On the fifteenth day of the first month of the Lantern Festival, some little-known folk activities have been lost. Here are two or three.
In ancient times, there were "seven sacrifices" at the sacrificial gate and the sacrificial households, which were two of them. The method of sacrifice is very simple. Put poplar branches above the door, put a pair of chopsticks in a bowl filled with bean porridge, or put wine and meat directly in front of the door.
Mouse chase
This activity is mainly aimed at sericulture families. Because mice often eat silkworms in large areas at night, it is said that they can stop eating silkworms by feeding them rice porridge on the fifteenth day of the first month. As a result, these people cooked a large pot of sticky porridge on the fifteenth day of the first month, and some even covered it with a layer of meat. They put porridge in a bowl and put it on the ceiling, corner and mouth where mice haunt, cursing that mice will not die a natural death if they eat silkworm babies again.
Yingzigu
Zi Gu is a kind and poor girl in folklore. On the fifteenth day of the first month, Zi Gu died of poverty. People sympathize with her and miss her. In some places, it is convenient to have the custom of "welcoming the daughter-in-law on the fifteenth day of the first month". Every night, people tie a life-size portrait of purple aunt with straw and cloth heads. Women have stood beside the toilet, pigsty and kitchen where Zigu often works to meet her, holding her hand like sisters, telling her sweet words and comforting her with tears. This scene is very vivid and truly reflects the thoughts and feelings of the working people who are kind, honest and sympathetic to the weak.
Lantern Festival is a traditional festival in China, which began in the Western Han Dynasty more than 2,000 years ago. Lantern Festival viewing began in the period of Emperor Han Ming in the East. Ming Di advocates Buddhism. He heard that on the fifteenth day of the first month, monks watched the Buddhist relics and lit lanterns to worship the Buddha, so that all the gentry and ordinary people hung lanterns.
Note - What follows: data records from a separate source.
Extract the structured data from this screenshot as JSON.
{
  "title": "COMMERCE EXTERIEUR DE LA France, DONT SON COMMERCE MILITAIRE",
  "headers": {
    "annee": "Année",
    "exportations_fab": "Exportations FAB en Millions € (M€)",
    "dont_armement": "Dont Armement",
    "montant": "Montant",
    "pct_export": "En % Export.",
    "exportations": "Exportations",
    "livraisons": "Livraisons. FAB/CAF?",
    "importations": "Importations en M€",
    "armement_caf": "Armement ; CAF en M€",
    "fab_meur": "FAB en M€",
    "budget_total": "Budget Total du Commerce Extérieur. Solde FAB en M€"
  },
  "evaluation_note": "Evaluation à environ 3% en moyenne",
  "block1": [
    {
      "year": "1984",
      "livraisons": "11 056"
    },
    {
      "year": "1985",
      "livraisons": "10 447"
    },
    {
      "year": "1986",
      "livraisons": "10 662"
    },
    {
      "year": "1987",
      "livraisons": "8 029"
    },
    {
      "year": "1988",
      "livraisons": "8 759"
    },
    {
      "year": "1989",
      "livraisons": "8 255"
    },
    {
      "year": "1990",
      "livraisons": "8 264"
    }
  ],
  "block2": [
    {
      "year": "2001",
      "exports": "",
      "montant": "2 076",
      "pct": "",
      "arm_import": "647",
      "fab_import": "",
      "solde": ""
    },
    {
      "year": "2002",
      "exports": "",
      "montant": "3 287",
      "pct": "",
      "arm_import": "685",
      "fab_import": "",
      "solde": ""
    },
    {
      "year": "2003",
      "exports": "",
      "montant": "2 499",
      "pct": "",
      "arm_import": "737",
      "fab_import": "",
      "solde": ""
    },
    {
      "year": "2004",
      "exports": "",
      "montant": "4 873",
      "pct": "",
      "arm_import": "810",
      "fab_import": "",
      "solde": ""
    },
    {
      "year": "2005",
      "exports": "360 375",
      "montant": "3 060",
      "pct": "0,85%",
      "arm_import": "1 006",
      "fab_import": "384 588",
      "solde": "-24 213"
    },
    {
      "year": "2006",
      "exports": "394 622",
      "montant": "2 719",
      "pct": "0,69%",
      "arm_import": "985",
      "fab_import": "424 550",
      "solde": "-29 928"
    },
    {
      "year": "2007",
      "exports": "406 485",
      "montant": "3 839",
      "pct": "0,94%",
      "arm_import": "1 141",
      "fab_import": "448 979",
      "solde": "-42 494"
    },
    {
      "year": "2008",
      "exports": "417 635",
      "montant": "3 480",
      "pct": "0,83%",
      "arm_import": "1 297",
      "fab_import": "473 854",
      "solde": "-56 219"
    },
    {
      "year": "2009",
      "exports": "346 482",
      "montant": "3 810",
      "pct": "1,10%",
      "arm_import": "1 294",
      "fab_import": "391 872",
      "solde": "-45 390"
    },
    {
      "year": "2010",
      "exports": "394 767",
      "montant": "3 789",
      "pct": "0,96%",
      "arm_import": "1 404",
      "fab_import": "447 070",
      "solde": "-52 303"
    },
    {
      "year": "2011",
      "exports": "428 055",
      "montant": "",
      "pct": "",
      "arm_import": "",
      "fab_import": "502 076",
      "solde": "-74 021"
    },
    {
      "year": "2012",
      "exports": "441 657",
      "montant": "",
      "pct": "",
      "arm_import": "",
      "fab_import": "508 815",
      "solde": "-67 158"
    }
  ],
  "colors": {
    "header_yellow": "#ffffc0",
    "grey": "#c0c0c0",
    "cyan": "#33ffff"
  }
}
Later, this Buddhist ceremonial festival gradually formed a grand folk festival. This festival has experienced the development process from the court to the people, and from the Central Plains to the whole country.
Emperor Wen of the Han Dynasty ordered the 15th day of the first month to be designated as the Lantern Festival. During the period of Emperor Wu of the Han Dynasty, the sacrificial activities of "Taiyi God" were scheduled for the 15th day of the first month. Taiyi: the God who rules the universe. When Sima Qian created the taichu calendar Law, he had already identified the Lantern Festival as a major festival.
Another way of saying it is that the custom of burning lanterns in Lantern Festival originated from the "ternary theory" of Taoism; The fifteenth day of the first month is Shangyuan Festival, the fifteenth day of July is Zhongyuan Festival, and the fifteenth day of October is Xiayuan Festival. The officials in charge of the upper, middle and lower elements are heaven, earth and man respectively. The celestial officials are happy and the Lantern Festival should be lit.
The festivals and customs of Lantern Festival have been extended and expanded with the development of history. As far as the length of festivals is concerned, there is only one day in Han Dynasty, three days in Tang Dynasty and five days in Song Dynasty. In the Ming Dynasty, lights were lit from the eighth day of August until the seventeenth night of the first month, a total of ten days. Connected with the Spring Festival, it is a city during the day, full of excitement, and brightly lit at night, which is spectacular. Especially the exquisite and colorful lights make it the climax of entertainment activities during the Spring Festival. In the Qing Dynasty, there were more "hundred operas" such as dragon dancing, lion dancing, dry boating, walking on stilts and yangko dancing, but the festival period was shortened to four to five days.